Die Hochschule Luzern – Wirtschaft wird im Herbst 2019 das Institut für Finanzdienstleistungen IFZ von Zug nach Rotkreuz verlegen. Bereits seit Herbst 2016 befindet sich die Hochschule Luzern – Informatik auf dem Suurstoffi-Areal. Sie ist zurzeit noch in unterschiedlichen Gebäuden eingemietet, dies bis zum Bezug der definitiven Räumlichkeiten in rund anderthalb Jahren. Ein Termin, auf den sich Christine Böckelmann, Direktorin der Hochschule Luzern – Wirtschaft, und René Hüsler, Direktor der Hochschule Luzern – Informatik, jetzt schon freuen. Sie unterstrichen die Potenziale in Bezug auf die inhaltliche Zusammenarbeit sowie die Synergien bei der gemeinsamen Nutzung der Infrastruktur.

Der Rischer Gemeindepräsident Peter Hausherr blickte zurück: «Die Ansiedelung der Hochschule war ein intensiver Prozess.
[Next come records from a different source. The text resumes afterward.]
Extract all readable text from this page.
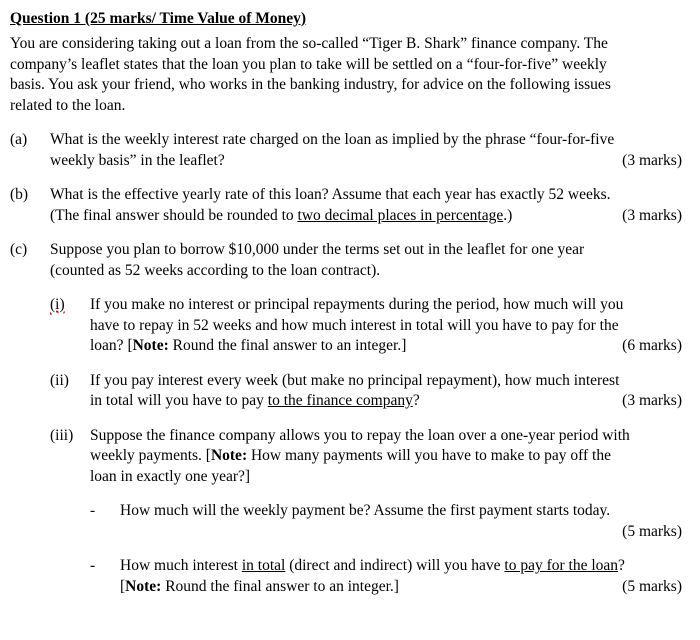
Question 1 (25 marks/ Time Value of Money)
You are considering taking out a loan from the so-called “Tiger B. Shark” finance company. The
company’s leaflet states that the loan you plan to take will be settled on a “four-for-five” weekly
basis. You ask your friend, who works in the banking industry, for advice on the following issues
related to the loan.
(a) What is the weekly interest rate charged on the loan as implied by the phrase “four-for-five
weekly basis” in the leaflet?	(3 marks)
(b) What is the effective yearly rate of this loan? Assume that each year has exactly 52 weeks.
(The final answer should be rounded to two decimal places in percentage.)	(3 marks)
(c) Suppose you plan to borrow $10,000 under the terms set out in the leaflet for one year
(counted as 52 weeks according to the loan contract).
(i) If you make no interest or principal repayments during the period, how much will you
have to repay in 52 weeks and how much interest in total will you have to pay for the
loan? [Note: Round the final answer to an integer.]	(6 marks)
(ii) If you pay interest every week (but make no principal repayment), how much interest
in total will you have to pay to the finance company?	(3 marks)
(iii) Suppose the finance company allows you to repay the loan over a one-year period with
weekly payments. [Note: How many payments will you have to make to pay off the
loan in exactly one year?]
- How much will the weekly payment be? Assume the first payment starts today.
(5 marks)
- How much interest in total (direct and indirect) will you have to pay for the loan?
[Note: Round the final answer to an integer.]	(5 marks)
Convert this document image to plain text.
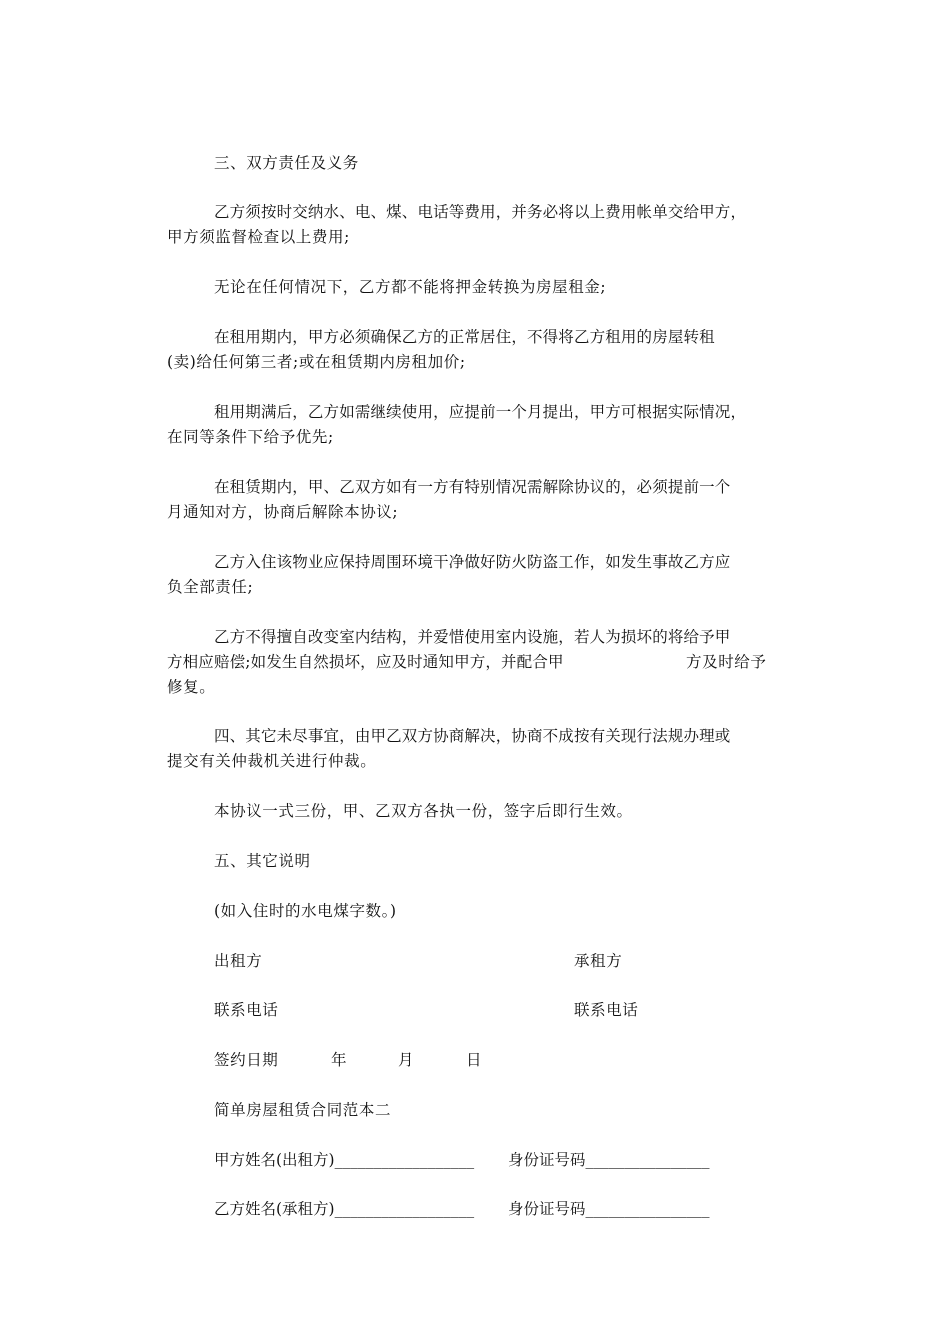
三、双方责任及义务
乙方须按时交纳水、电、煤、电话等费用，并务必将以上费用帐单交给甲方，
甲方须监督检查以上费用;
无论在任何情况下，乙方都不能将押金转换为房屋租金;
在租用期内，甲方必须确保乙方的正常居住，不得将乙方租用的房屋转租
(卖)给任何第三者;或在租赁期内房租加价;
租用期满后，乙方如需继续使用，应提前一个月提出，甲方可根据实际情况，
在同等条件下给予优先;
在租赁期内，甲、乙双方如有一方有特别情况需解除协议的，必须提前一个
月通知对方，协商后解除本协议;
乙方入住该物业应保持周围环境干净做好防火防盗工作，如发生事故乙方应
负全部责任;
乙方不得擅自改变室内结构，并爱惜使用室内设施，若人为损坏的将给予甲
方相应赔偿;如发生自然损坏，应及时通知甲方，并配合甲	方及时给予
修复。
四、其它未尽事宜，由甲乙双方协商解决，协商不成按有关现行法规办理或
提交有关仲裁机关进行仲裁。
本协议一式三份，甲、乙双方各执一份，签字后即行生效。
五、其它说明
(如入住时的水电煤字数。)
出租方	承租方
联系电话	联系电话
签约日期	年	月	日
简单房屋租赁合同范本二
甲方姓名(出租方)__________________ 身份证号码________________
乙方姓名(承租方)__________________ 身份证号码________________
Mit harter Arbeit haben wir das Unmögliche möglich gemacht.» Er ist überzeugt, dass die Hochschule und mit ihr die Schlüsseldisziplin Informatik bestens in das Gefüge der regionalen Firmenlandschaft und damit nach Rotkreuz passen. «Sie wird die vorhandene Innovationskraft zusätzlich anregen und wertvolle Kooperationen ermöglichen.» Simon Businger, Architekt beim Büro Konstrukt, dankte den zahlreichen Handwerkern, die zurzeit bei eisiger Kälte auf der Baustelle ihr Bestes geben und während des Anlasses im Hintergrund zu hören waren.
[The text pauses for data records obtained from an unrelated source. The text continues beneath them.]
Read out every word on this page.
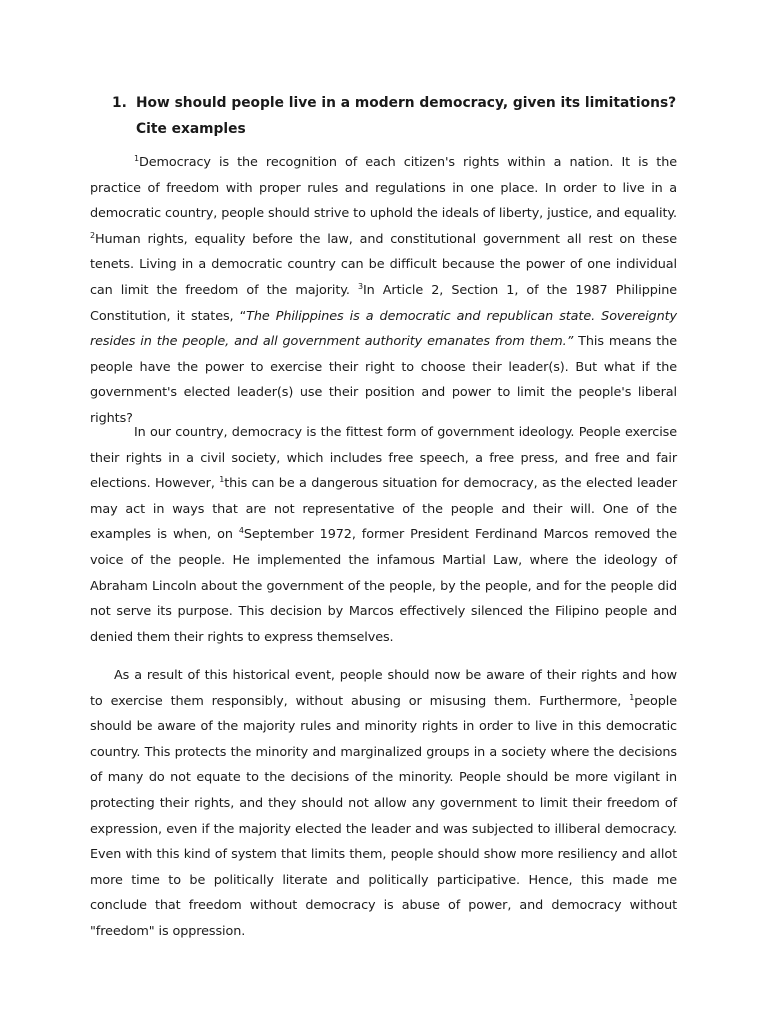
1. How should people live in a modern democracy, given its limitations? Cite examples

$^1$Democracy is the recognition of each citizen's rights within a nation. It is the practice of freedom with proper rules and regulations in one place. In order to live in a democratic country, people should strive to uphold the ideals of liberty, justice, and equality. $^2$Human rights, equality before the law, and constitutional government all rest on these tenets. Living in a democratic country can be difficult because the power of one individual can limit the freedom of the majority. $^3$In Article 2, Section 1, of the 1987 Philippine Constitution, it states, “The Philippines is a democratic and republican state. Sovereignty resides in the people, and all government authority emanates from them.” This means the people have the power to exercise their right to choose their leader(s). But what if the government's elected leader(s) use their position and power to limit the people's liberal rights?

In our country, democracy is the fittest form of government ideology. People exercise their rights in a civil society, which includes free speech, a free press, and free and fair elections. However, $^1$this can be a dangerous situation for democracy, as the elected leader may act in ways that are not representative of the people and their will. One of the examples is when, on $^4$September 1972, former President Ferdinand Marcos removed the voice of the people. He implemented the infamous Martial Law, where the ideology of Abraham Lincoln about the government of the people, by the people, and for the people did not serve its purpose. This decision by Marcos effectively silenced the Filipino people and denied them their rights to express themselves.

As a result of this historical event, people should now be aware of their rights and how to exercise them responsibly, without abusing or misusing them. Furthermore, $^1$people should be aware of the majority rules and minority rights in order to live in this democratic country. This protects the minority and marginalized groups in a society where the decisions of many do not equate to the decisions of the minority. People should be more vigilant in protecting their rights, and they should not allow any government to limit their freedom of expression, even if the majority elected the leader and was subjected to illiberal democracy. Even with this kind of system that limits them, people should show more resiliency and allot more time to be politically literate and politically participative. Hence, this made me conclude that freedom without democracy is abuse of power, and democracy without "freedom" is oppression.
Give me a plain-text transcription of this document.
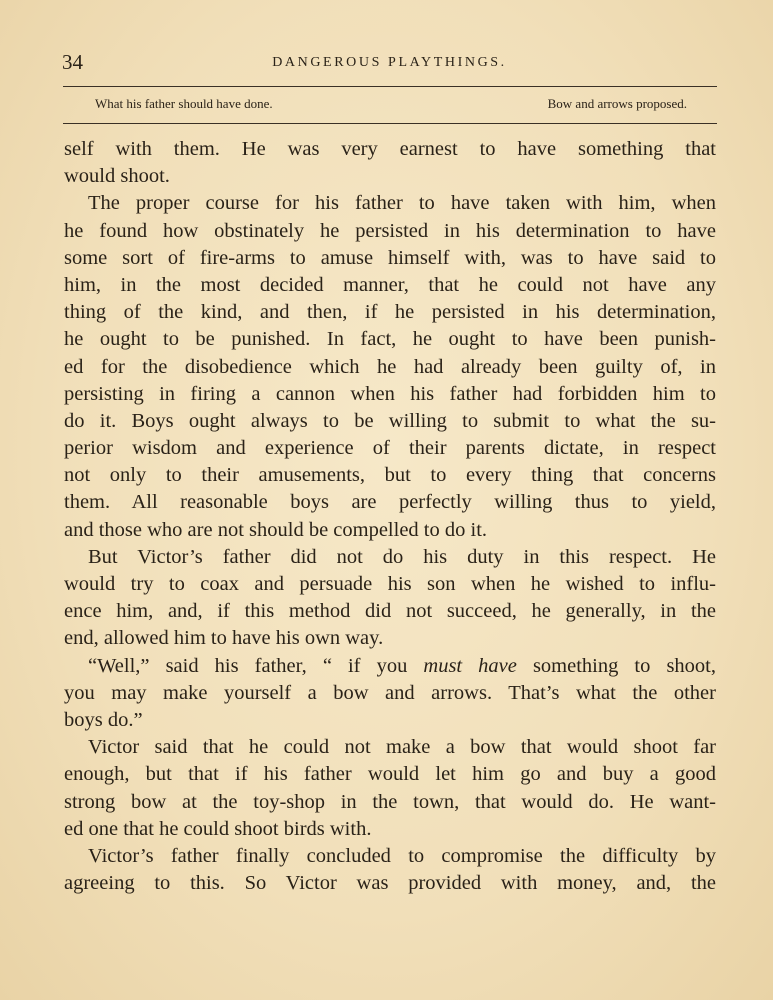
34	DANGEROUS PLAYTHINGS.
What his father should have done.	Bow and arrows proposed.
self with them. He was very earnest to have something that
would shoot.
The proper course for his father to have taken with him, when
he found how obstinately he persisted in his determination to have
some sort of fire-arms to amuse himself with, was to have said to
him, in the most decided manner, that he could not have any
thing of the kind, and then, if he persisted in his determination,
he ought to be punished. In fact, he ought to have been punish-
ed for the disobedience which he had already been guilty of, in
persisting in firing a cannon when his father had forbidden him to
do it. Boys ought always to be willing to submit to what the su-
perior wisdom and experience of their parents dictate, in respect
not only to their amusements, but to every thing that concerns
them. All reasonable boys are perfectly willing thus to yield,
and those who are not should be compelled to do it.
But Victor’s father did not do his duty in this respect. He
would try to coax and persuade his son when he wished to influ-
ence him, and, if this method did not succeed, he generally, in the
end, allowed him to have his own way.
“Well,” said his father, “ if you must have something to shoot,
you may make yourself a bow and arrows. That’s what the other
boys do.”
Victor said that he could not make a bow that would shoot far
enough, but that if his father would let him go and buy a good
strong bow at the toy-shop in the town, that would do. He want-
ed one that he could shoot birds with.
Victor’s father finally concluded to compromise the difficulty by
agreeing to this. So Victor was provided with money, and, the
Besondere digitale Planungsmethode

Beim Grossprojekt neben dem Bahnhof Rotkreuz verfolgen die Verantwortlichen einen sportlichen Zeitplan. Die Bauherrin Zug Estates setzt wie bei ihren letzten Projekten auf das System von Building Information Modeling (BIM). Diese neuartige, dreidimensionale und digitale Planungsmethode hat zum Ziel, Fehlplanungen zu minimieren. Zwei der drei Gebäude werden in Holz-Hybrid-Bauweise erstellt. Alle Holzelemente werden basierend auf den 3D-Architekturplänen im Werk der Erne AG Holzbau produziert. Die Anlieferung erfolgt in Modulen im «Just-in-Time-Prinzip», was die Bauzeit vor Ort laut Achermann erheblich verkürzen wird.
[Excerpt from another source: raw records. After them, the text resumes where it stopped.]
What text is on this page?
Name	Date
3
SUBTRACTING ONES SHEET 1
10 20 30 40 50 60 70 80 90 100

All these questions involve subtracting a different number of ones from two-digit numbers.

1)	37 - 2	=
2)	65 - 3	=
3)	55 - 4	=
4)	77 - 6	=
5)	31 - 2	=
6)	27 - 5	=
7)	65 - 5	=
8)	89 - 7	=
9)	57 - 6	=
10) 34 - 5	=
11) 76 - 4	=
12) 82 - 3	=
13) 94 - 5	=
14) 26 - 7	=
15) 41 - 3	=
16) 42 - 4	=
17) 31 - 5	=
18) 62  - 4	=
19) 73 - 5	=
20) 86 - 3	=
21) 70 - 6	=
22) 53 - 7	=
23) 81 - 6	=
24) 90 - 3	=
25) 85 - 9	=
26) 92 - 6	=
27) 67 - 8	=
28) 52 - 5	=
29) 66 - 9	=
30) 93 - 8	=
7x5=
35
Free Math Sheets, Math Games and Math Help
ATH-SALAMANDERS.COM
Das neue Hochhaus auf dem Suurstoffi-Areal wird nach der Fertigstellung mit seinen 60 Metern das schweizweit höchste Holzgebäude sein, wie Zug Es­tates in der Medienmitteilung zur Grundsteinlegung angibt. Aktueller Rekordhalter ist das Hochhaus S22, das sich auf demselben Areal befindet.